Assume I have the following equation (light propagating in $z$-direction through the matter): $$id_zu+d^2_ru=0$$ with $u(z, r)$ being a complex wave. The time scale in this equation is $$t\equiv t_\text{lab}-zn_0/c$$ I know how to solve that equation using a Crank-Nicolson-algorithm: I can reformulate it with $$\partial_zu_m^{n+\frac{1}{2}}=\frac{u^{n+1}_m-u_m^n}{dz}$$ and $$\partial_r^2u_m^{n+\frac{1}{2}}=\frac{\partial_r^2u^{n+1}_m+\partial_r^2u^n_m}{2}$$ resulting in the equation $$\left[1-i\cdot\frac{dz}{2}\partial_r^2\right]u_m^{n+1}=\left[1+i\cdot\frac{dz}{2}\partial_r^2\right]u_m^{n}$$ which can be solved using linear algebra.

But what happens if I add a time dependence, such that the first equation changes to $$id_zu+d_r^2u+d_t^2u=0$$ with $u(z, r, t)$? How do I then have to reformulate my approach from above, after $dt=dz\cdot n_0/c$? Or do I have to use a completely different approach?

• I don't understand what problem are you solving. How time (time scale?) comes into the first stationary equation? Or do you solve it via iterations with pseudo-time crank-nicolson? – VorKir May 5 '17 at 20:31
• @VorKir: First I solve the time-independent equation. But now I want to solve the time-dependent equation, where dz is linked with dt, and I do not know, how. – arc_lupus May 5 '17 at 21:39
• So what you have (if $n_0$ and $c$ are constants) is a second order in $z$ equation, right? Then you just need another finite-difference scheme and thus, to choose an approximation for this $u_{zz}$ term (which will lead to at least three layers in $z$ with indices, say, ${}^{m-1}, {}^{m}, {}^{m+1}$). But for second-order equation you also need an additional boundary condition in $z$. Do you have it? – VorKir May 5 '17 at 21:50
• I want to solve the equation for dz, thus I am not sure why I need boundary conditions for z? – arc_lupus May 6 '17 at 5:54

This question is confusing. At first you are speaking of a steady-state equation, and suddenly you speak of a time scale...

I will try to clarify the following. From the numerical PDEs standpoint, you could classify physical phenomena as time-dependent or time-independent. LeVeque's book is a solid reference for this. Usually, time-independent phenomena are described via elliptic partial differential equations (PDEs), which can be discretized thus yielding a system of equations, whose solution represents an approximation for the state of the simulated system in a snapshot of time.

Two notes:

1. A time-periodic dependence, yields time-independence when formulated in the frequency domain.
2. If the PDE is linear/non-linear then the arising system of equations will be linear/non-linear... In the latter, clearly "linear algebra" methods won't suffice.

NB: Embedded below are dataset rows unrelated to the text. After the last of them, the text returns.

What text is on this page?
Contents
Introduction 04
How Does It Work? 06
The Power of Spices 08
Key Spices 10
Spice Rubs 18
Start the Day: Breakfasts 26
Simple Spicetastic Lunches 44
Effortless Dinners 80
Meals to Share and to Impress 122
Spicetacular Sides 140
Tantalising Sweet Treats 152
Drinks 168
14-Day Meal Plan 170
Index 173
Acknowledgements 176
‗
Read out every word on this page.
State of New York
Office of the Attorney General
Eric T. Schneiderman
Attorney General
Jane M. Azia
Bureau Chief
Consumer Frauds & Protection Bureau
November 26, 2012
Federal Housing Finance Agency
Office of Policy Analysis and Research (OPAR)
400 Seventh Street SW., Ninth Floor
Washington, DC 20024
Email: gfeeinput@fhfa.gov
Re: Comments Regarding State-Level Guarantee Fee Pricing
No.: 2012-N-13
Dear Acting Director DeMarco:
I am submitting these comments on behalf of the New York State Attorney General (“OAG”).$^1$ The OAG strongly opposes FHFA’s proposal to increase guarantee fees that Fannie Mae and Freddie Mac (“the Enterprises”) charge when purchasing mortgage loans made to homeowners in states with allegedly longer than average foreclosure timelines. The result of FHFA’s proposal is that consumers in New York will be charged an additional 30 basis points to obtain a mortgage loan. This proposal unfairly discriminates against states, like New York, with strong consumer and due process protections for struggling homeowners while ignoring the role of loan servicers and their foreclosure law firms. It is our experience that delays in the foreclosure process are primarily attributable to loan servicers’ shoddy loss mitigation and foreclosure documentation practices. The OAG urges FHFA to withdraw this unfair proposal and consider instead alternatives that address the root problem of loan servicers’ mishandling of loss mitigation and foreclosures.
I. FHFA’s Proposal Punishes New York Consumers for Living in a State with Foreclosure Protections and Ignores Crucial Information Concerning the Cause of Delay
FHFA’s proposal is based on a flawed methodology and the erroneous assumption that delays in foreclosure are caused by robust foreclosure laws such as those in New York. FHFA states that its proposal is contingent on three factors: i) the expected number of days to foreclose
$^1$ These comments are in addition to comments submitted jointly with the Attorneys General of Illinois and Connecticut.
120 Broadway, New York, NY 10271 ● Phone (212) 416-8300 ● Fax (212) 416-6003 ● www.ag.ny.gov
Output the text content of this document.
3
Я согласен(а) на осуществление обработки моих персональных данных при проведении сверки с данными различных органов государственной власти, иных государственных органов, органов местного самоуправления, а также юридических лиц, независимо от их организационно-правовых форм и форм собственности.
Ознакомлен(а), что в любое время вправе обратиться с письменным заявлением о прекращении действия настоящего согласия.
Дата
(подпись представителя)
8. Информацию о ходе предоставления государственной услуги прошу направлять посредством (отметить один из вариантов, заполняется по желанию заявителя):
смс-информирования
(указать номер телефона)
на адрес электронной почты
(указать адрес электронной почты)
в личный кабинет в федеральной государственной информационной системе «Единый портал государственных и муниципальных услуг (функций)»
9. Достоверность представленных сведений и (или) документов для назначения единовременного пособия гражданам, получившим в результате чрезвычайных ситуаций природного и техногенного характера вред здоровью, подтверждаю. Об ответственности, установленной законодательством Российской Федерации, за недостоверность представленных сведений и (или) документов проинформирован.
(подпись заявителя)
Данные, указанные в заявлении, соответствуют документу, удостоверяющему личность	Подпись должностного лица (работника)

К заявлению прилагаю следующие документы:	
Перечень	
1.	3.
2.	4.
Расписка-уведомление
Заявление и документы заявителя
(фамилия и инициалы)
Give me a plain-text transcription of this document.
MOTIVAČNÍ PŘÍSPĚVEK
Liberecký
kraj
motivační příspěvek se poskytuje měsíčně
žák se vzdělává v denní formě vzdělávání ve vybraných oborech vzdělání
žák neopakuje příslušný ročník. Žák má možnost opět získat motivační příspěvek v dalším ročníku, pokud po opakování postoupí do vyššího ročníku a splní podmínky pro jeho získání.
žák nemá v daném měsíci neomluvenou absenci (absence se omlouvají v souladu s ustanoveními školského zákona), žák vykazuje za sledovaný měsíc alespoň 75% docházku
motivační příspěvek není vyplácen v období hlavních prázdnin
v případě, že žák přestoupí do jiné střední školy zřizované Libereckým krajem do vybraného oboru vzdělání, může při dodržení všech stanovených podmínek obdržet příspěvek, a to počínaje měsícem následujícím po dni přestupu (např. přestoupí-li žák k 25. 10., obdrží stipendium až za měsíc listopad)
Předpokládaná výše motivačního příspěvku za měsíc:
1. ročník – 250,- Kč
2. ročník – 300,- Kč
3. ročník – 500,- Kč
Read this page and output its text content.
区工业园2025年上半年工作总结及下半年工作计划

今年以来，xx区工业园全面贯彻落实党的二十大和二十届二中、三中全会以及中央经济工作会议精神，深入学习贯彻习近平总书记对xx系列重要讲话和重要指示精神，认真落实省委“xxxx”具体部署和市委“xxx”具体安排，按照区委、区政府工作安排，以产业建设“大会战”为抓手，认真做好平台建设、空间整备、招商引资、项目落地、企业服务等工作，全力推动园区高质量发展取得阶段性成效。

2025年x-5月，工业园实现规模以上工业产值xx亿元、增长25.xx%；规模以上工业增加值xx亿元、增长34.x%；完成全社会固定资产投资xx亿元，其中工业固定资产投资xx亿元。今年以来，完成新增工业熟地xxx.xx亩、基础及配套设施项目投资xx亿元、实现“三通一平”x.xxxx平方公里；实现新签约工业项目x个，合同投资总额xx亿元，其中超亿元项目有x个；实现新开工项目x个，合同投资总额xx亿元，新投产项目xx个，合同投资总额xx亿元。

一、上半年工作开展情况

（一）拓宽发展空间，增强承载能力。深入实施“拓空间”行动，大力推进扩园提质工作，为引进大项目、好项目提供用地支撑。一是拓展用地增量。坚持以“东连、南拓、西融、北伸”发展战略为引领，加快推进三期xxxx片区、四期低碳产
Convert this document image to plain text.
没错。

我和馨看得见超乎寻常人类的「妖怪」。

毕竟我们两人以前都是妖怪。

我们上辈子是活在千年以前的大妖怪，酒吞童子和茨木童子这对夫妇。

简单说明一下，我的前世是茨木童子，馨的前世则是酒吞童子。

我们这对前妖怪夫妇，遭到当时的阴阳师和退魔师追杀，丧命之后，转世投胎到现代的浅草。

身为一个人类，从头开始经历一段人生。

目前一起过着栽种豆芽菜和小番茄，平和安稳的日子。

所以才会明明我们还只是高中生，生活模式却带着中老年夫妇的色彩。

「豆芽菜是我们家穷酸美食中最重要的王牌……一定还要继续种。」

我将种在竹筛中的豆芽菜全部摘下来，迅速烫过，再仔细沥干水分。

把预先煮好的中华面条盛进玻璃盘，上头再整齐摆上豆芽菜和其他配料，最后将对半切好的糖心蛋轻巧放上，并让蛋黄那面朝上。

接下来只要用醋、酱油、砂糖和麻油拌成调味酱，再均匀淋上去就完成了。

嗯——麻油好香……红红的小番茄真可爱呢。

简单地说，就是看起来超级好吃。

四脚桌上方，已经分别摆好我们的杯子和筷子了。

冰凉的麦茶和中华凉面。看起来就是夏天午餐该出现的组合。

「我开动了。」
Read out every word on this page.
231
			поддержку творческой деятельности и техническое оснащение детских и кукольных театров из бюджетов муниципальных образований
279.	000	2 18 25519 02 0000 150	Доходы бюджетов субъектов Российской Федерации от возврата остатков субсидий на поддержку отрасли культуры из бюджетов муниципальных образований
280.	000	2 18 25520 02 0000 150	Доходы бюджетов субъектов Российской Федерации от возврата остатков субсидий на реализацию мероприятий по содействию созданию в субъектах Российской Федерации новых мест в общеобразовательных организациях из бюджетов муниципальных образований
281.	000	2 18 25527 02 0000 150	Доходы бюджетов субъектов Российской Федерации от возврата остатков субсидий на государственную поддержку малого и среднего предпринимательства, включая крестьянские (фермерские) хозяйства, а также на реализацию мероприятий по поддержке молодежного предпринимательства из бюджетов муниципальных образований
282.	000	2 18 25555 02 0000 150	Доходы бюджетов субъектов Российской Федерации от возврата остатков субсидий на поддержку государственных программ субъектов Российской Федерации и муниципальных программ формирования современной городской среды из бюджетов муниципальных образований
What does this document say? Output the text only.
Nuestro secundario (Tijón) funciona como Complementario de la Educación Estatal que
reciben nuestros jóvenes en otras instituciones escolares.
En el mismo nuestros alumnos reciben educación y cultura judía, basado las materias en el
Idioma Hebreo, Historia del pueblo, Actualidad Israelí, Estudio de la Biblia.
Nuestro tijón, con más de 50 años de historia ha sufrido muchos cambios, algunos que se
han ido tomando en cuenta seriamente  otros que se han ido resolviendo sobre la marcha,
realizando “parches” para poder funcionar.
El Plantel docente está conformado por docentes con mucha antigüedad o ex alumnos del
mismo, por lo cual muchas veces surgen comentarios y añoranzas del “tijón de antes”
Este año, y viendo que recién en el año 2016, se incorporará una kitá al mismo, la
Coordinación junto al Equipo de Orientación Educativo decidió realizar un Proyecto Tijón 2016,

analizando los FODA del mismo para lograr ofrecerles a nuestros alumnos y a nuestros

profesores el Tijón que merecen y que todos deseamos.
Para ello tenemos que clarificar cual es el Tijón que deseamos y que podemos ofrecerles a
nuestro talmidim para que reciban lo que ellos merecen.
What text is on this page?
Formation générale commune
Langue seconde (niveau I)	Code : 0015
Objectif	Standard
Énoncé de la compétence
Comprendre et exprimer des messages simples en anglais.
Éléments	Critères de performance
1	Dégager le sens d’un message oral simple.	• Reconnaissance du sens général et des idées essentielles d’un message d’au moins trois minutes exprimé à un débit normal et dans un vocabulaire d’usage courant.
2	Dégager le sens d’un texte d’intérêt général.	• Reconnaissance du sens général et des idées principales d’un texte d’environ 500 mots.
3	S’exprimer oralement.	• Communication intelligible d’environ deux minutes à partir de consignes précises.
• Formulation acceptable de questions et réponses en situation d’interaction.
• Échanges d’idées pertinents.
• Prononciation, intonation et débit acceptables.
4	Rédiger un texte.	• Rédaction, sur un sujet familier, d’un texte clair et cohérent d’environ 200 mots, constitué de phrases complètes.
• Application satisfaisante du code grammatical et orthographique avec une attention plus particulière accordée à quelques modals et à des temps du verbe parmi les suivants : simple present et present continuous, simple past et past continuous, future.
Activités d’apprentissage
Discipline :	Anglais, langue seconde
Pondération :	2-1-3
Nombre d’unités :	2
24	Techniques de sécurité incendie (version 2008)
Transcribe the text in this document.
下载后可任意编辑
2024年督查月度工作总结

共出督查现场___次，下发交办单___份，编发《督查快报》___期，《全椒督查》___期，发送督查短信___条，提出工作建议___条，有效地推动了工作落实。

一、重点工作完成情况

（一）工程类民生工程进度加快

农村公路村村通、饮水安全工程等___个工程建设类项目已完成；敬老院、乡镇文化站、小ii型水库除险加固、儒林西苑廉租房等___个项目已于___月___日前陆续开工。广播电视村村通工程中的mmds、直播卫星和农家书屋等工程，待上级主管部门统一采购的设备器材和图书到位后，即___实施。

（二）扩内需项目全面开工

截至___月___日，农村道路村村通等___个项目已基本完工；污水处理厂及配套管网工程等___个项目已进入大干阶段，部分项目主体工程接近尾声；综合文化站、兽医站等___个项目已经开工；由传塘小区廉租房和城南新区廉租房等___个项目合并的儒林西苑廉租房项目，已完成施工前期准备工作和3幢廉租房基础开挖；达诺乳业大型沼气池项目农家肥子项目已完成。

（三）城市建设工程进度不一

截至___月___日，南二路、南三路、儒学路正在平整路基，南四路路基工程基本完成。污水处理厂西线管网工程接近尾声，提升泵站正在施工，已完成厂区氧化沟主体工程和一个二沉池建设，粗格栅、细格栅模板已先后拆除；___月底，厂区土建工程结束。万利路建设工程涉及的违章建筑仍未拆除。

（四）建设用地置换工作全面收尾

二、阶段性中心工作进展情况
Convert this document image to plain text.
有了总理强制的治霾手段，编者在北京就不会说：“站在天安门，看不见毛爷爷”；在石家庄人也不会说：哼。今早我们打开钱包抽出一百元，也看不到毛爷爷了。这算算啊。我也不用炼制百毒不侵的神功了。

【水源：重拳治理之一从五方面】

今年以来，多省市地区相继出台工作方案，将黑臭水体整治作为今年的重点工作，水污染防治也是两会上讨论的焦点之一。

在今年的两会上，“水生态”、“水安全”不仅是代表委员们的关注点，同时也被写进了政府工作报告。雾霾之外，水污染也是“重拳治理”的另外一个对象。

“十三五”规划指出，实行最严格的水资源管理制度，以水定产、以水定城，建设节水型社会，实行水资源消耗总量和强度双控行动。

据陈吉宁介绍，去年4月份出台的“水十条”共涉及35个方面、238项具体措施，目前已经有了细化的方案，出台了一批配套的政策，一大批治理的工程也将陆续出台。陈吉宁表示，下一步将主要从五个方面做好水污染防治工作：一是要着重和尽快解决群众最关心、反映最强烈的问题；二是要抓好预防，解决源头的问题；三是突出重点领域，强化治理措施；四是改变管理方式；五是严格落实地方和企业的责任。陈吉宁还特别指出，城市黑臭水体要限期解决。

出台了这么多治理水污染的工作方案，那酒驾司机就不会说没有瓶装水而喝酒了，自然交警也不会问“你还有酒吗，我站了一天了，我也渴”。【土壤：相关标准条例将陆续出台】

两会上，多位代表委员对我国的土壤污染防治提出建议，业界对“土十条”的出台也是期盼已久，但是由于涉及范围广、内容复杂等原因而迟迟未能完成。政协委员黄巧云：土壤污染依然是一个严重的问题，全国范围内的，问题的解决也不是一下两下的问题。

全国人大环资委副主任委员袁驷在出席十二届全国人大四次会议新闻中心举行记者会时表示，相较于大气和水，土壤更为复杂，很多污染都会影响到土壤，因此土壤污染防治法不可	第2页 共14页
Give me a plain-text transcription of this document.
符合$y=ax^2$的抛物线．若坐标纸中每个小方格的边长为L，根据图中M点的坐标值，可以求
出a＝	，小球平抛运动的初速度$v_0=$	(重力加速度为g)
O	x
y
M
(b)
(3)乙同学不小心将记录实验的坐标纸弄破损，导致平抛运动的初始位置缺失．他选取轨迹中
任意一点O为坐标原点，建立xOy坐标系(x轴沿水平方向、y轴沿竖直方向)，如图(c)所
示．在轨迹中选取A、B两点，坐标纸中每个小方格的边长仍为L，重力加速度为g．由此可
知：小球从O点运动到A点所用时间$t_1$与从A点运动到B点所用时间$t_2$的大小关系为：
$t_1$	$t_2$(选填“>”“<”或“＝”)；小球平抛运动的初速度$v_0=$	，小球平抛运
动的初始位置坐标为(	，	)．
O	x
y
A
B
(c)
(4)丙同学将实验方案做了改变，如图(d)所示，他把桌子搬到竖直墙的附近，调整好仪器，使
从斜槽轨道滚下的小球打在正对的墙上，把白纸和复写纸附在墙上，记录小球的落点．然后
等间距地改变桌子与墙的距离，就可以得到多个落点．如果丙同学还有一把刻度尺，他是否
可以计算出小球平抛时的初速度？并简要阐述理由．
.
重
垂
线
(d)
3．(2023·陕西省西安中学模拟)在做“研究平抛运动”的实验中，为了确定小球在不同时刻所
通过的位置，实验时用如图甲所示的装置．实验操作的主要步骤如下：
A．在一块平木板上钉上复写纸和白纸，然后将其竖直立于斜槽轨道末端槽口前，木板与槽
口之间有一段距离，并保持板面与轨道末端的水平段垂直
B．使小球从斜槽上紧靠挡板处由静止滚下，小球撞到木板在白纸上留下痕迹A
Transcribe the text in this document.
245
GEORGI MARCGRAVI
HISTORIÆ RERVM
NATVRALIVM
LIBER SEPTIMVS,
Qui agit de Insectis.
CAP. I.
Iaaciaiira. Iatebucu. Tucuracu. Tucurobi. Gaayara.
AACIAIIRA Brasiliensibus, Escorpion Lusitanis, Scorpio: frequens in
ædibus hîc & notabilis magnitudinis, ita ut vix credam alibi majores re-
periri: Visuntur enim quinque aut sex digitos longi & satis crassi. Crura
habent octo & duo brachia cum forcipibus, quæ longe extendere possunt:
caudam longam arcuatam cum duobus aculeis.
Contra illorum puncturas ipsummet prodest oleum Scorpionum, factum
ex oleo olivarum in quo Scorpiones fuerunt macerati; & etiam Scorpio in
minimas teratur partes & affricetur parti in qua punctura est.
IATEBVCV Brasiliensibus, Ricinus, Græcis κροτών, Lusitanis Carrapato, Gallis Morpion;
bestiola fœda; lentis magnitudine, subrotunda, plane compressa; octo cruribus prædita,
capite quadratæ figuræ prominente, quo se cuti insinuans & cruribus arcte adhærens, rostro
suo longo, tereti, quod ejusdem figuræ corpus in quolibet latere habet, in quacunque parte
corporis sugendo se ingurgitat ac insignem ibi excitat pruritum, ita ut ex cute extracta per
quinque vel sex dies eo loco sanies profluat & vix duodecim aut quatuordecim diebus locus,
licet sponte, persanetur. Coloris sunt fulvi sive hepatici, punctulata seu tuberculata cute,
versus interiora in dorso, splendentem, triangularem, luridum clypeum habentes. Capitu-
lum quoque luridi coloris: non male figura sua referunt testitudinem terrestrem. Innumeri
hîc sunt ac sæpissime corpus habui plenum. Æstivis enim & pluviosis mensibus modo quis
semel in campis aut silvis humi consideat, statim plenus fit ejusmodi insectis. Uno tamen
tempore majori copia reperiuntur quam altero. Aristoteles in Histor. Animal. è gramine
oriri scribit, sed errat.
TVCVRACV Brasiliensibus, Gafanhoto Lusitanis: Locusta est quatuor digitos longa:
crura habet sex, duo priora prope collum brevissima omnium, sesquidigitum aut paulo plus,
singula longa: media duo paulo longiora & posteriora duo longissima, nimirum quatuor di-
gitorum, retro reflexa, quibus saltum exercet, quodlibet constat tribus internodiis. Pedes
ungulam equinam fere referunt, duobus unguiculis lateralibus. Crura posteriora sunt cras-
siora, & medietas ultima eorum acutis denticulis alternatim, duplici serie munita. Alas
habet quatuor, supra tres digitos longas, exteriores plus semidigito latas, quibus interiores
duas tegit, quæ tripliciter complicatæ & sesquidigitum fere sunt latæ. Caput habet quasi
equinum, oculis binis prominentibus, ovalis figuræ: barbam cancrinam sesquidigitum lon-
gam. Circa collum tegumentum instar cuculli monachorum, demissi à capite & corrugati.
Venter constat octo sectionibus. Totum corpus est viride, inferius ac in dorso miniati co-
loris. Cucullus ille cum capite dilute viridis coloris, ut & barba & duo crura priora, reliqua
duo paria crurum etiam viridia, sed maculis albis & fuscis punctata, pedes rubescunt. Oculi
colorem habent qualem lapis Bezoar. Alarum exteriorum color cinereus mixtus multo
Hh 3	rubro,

Time-dependent problems require time-wise integration. The Crank-Nicolson-method is usually used for time-dependent problems. In time-dependent problems, snapshots of the system behavior in time are solved progressively, and their temporal evolution is guided by the time integration method.

Your question seems to be mixing temporal dependence concepts. If you have an elliptic PDE (let us say it is linear), then you must discretize, using any space-oriented discretization methods. This will yield a linear system of equations with properties you can leverage in order to choose your method for solving it. Non-periodical time-dependent PDEs, e.g. parabolic PDEs, will require a time integration method. However, time integration methods can be explicit or implicit, and their numerical stability must be ensured. The choice of explicit vs. implicit, depends on how hard it is to ensure this numerical stability. Other aspects matter as well: Dispersion, physics-dependent grid refinement conditions, and numerical accuracy, among others.

In your situation, I would focus on solving the elliptic problem first. Once you understand this, proceed to introduce time dependence, and study which time integration method will yield the best results.